L’arrivo di migranti in Italia ha permesso di mantenere un vantaggio comparato nei settori tradizionali. Ma ha anche contribuito a rimandare la ristrutturazione verso settori più avanzati. Più lontano il paese di provenienza, più semplice la mansione dei lavoratori immigrati. Un’occasione persa.
 

Immigrazione e lavoro

   Nel nostro paese l’immigrazione ha avuto caratteristiche molto peculiari rispetto ad altre economie avanzate. Anche se la percentuale di stranieri in Italia è più bassa rispetto ad altri paesi europei, il fenomeno migratorio è stato particolarmente intenso e variegato. La quota degli stranieri si è infatti più che triplicata tra il 1990 (2,9 per cento della popolazione residente) e il 2010 (7,9 per cento), mentre per Francia e Germania tale quota è aumentata in misura molto minore (rispettivamente dal 10,4 all’11,6 per cento e dal 7,4 all’11,9 per cento).
   Il tema più analizzato in relazione all’incremento dei flussi migratori è quello relativo alle possibili conseguenze salariali e occupazionali che una più alta popolazione di migranti può avere su quella dei nativi. I migranti “rubano” il lavoro ai nativi o ne determinano un abbassamento del salario?    L’ampia produzione scientifica sul fenomeno sembra ormai concludere che un eventuale effetto di sostituibilità riguarda solo i segmenti del mercato del lavoro meno qualificato (a bassa scolarizzazione). Francesco D’Amuri e Giovanni Peri in un articolo che uscirà sul Journal of European Economic Association, suggeriscono che nelle economie europee l’effetto sui salari dei nativi è pressoché nullo (e comunque non negativo).

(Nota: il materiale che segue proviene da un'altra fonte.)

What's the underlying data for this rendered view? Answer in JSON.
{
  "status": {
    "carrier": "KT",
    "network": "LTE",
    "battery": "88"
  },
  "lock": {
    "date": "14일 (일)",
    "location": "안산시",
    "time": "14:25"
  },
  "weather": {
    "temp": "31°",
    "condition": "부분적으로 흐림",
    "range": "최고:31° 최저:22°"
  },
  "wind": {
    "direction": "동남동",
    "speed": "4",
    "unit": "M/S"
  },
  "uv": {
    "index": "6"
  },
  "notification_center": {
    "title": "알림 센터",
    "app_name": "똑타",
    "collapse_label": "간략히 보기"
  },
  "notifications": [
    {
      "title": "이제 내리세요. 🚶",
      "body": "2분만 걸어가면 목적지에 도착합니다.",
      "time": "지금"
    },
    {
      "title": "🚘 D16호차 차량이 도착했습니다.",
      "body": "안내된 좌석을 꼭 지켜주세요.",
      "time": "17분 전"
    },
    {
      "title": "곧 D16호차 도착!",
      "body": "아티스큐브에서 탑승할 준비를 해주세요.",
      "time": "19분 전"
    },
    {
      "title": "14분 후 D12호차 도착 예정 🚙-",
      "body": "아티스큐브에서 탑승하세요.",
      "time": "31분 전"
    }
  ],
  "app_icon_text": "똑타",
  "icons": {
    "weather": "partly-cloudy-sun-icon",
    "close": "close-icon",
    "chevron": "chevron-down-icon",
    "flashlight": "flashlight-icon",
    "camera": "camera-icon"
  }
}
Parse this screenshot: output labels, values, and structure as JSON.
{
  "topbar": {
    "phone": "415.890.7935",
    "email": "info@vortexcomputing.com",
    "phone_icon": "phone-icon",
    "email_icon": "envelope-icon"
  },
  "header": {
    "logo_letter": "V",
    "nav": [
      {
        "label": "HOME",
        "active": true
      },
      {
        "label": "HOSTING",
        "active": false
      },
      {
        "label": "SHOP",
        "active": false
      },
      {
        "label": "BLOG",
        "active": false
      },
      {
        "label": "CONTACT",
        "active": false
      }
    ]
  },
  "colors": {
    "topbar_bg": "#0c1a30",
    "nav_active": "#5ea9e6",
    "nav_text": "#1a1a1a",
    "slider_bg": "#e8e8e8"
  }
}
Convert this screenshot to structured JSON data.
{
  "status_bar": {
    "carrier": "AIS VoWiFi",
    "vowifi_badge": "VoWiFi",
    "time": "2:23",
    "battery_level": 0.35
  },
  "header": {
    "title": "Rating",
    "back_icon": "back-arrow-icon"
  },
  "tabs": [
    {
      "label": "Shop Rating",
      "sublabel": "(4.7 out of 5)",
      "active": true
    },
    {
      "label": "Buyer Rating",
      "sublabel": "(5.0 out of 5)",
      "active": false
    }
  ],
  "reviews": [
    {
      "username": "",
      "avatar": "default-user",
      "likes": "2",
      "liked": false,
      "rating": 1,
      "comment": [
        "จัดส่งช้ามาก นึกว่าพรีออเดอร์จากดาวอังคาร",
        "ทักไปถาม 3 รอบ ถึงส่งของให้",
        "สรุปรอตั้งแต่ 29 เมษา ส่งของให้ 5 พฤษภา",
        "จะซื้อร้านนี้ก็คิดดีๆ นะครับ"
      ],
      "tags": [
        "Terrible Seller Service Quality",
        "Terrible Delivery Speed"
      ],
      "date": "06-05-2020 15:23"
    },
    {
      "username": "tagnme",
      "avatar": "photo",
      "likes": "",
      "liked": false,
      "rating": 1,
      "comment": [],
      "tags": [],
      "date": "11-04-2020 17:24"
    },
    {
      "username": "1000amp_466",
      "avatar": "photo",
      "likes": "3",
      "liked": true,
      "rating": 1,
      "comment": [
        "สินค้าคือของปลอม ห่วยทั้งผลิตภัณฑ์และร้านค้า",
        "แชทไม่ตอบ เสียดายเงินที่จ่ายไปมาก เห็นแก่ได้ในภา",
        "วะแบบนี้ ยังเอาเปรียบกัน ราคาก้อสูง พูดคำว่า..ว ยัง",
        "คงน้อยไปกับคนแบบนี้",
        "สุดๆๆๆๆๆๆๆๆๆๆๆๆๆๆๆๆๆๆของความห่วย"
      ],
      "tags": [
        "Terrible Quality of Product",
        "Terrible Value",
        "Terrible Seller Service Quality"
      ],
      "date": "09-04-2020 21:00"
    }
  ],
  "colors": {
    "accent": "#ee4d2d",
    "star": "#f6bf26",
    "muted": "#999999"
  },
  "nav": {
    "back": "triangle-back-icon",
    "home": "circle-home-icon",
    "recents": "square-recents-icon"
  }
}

 Più manifattura e meno servizi

   Tuttavia, il rapido afflusso di nuova e così eterogenea manodopera potrebbe avere altri effetti sull’economia del nostro paese. In un lavoro recente abbiamo mostrato che l’afflusso di nuovi migranti – in genere caratterizzati da un produttività relativamente più elevata in mansioni semplici – ha favorito la crescita di settori produttivi che impiegano con maggiore frequenza lavoratori che svolgono mansioni semplici.
    Utilizzando i dati dei permessi di soggiorno e del valore aggiunto disaggregato su diversi settori produttivi a livello provinciale, le nostre stime – relative al periodo 1995-2006 – evidenziano come in quelle province in cui l’incidenza della migrazione sulla popolazione è aumentata, si sono osservati un aumento significativo del valore aggiunto complessivo, ma anche una crescita notevole del valore aggiunto delle manifatture rispetto a quello dei servizi avanzati (nell’ordine del 13-19 per cento quando il rapporto tra il numero dei permessi di soggiorno e la popolazione provinciale raddoppia).
   Il nostro studio evidenzia un altro interessante risultato collegato alla diversità della migrazione in Italia. La crescita relativa delle manifatture diviene più marcata in quelle province in cui i migranti provengono da paesi che sono significativamente diversi dal nostro, sia in termini di reddito pro-capite, sia di livello di scolarizzazione, cioè in quelle province in cui vi è una maggiore divergenza nelle produttività relative tra lavoratori italiani e migranti. Al contrario, quando i paesi di origine sono più simili al nostro, non si evidenzia nessun effetto statisticamente significativo sulla composizione della struttura produttiva.
   In conclusione, l’effetto della migrazione sulla struttura produttiva è materia complessa e può essere letta sia in chiave positiva che negativa. Da una parte, ha permesso ai settori tradizionali di mantenere un vantaggio comparato che altrimenti non avrebbero potuto conservare data la competizione internazionale e l’impossibilità di avvantaggiarsi di strumenti svalutativi come in passato. Dall’altra, ha contribuito a rimandare una ristrutturazione verso settori più avanzati congelando la nostra economia in una struttura produttiva e di export di tipo tradizionale.

Il quadro normativo

   Tutto questo è avvenuto in un quadro normativo di gestione dell’immigrazione ben poco lungimirante e attento alle conseguenze economiche. Le politiche di accoglienza e di integrazione dovrebbero incentivare l’impiego dei migranti in mansioni non solo semplici, ma anche complesse in cui mostrano produttività più elevata e vantaggi comparati. Si pensi solamente all’abilità linguistica nel penetrare i paesi di origine, estremamente importante in una nazione con provata vocazione a esportare come l’Italia.
   I nostri risultati muovono in altra direzione, mostrano che il fenomeno migratorio ha favorito il sistema economico, ma relativamente di più nei settori tradizionali che più utilizzano mansioni semplici e routinarie. Si è persa quindi l’opportunità offerta dall’ingresso di persone diverse da noi. La diversità e l’eterogeneità culturale sono sempre foriere di innovazioni e opportunità, un aspetto chiaramente dimostrato in una vasta letteratura economica. Ora, da più parti si invoca una revisione della legge Bossi-Fini. È bene tener conto anche di questo aspetto quando se ne valuteranno i risultati e si proporrà una sua riforma, che dovrà riguardare non solo gli ingressi o la cittadinanza, ma anche le politiche per accompagnare l’inserimento nella società e nell’economia italiana.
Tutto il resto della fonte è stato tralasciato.